En un comunicado difundido por el Banco Central dominicano (BCRD), Llaudes destacó «la confianza de que la resiliencia y los robustos fundamentos macroeconómicos de los que dispone el país permiten navegar con éxito en el mar de incertidumbres creado por la persistencia del conflicto en Medio Oriente».
El jefe de misión afirmó que la República Dominicana podría registrar uno de los mayores crecimientos económicos de América Latina, impulsada por una base exportadora más diversificada y por el continuo flujo de inversión extranjera.
Asimismo, señaló que los ingresos procedentes de las exportaciones, el turismo y la inversión extranjera directa continúan mostrando fortaleza, lo que contribuiría a mantener el déficit de cuenta corriente en niveles moderados.
Llaudes también valoró la solidez del sistema financiero dominicano y consideró necesario mantener políticas fiscales prudentes para preservar la estabilidad macroeconómica.

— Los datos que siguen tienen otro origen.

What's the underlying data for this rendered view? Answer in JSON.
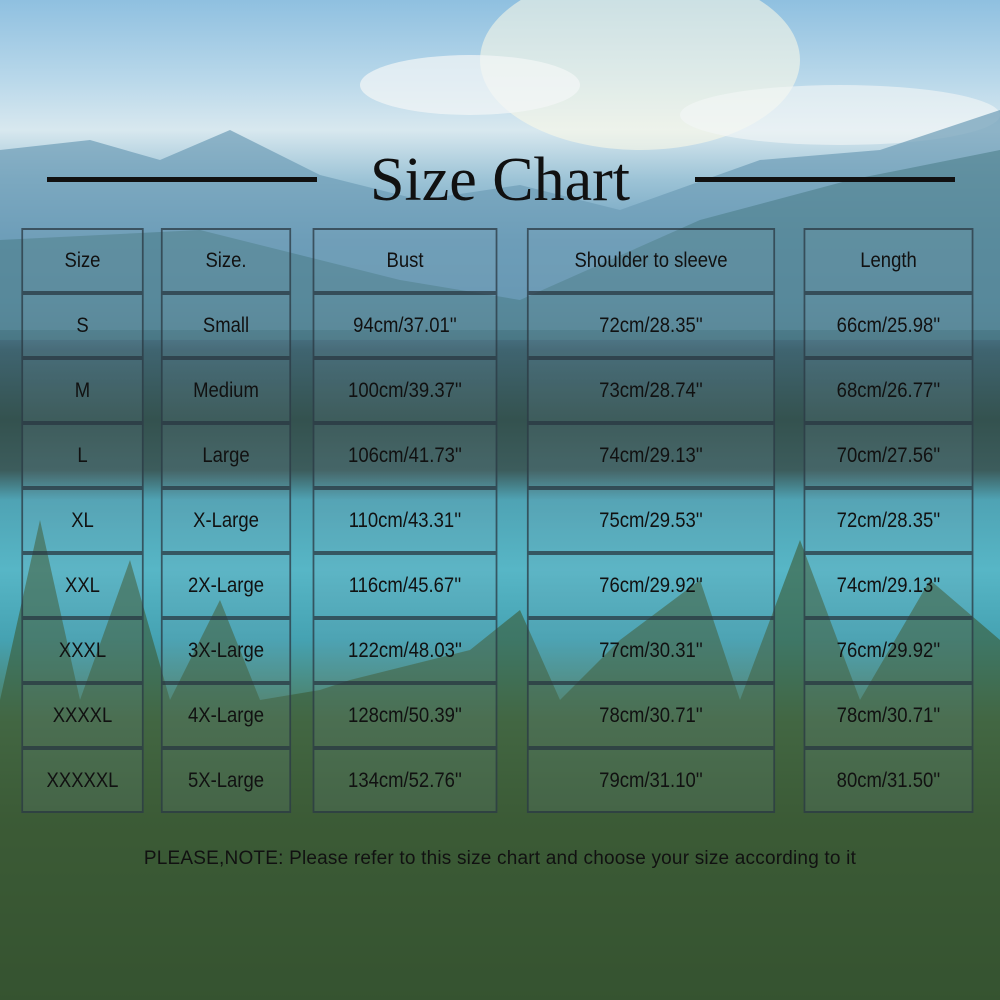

Por su parte, el gobernador del Banco Central, Héctor Valdez Albizu, aseguró que la entidad mantiene un seguimiento constante de los riesgos externos y coincidió en que la economía dominicana conserva capacidad para seguir creciendo en un entorno internacional complejo.
Justamente ayer, el Gobierno dominicano presentó un proyecto fiscal en el que propone incrementar el impuesto sobre la renta a las más grandes empresas del país, aumentar el cobro por transferencias bancarias y aplicar una subida de 10 dólares a los boletos aéreos, para recaudar unos 850 millones de dólares para enfrentar la «crisis» en la economía, a causa de la coyuntura internacional.
Además, creará un impuesto selectivo al consumo de cigarrillos electrónicos, subirá la tributación de casinos y juegos de azar y eliminará el pago anticipado de las ganancias de las microempresas.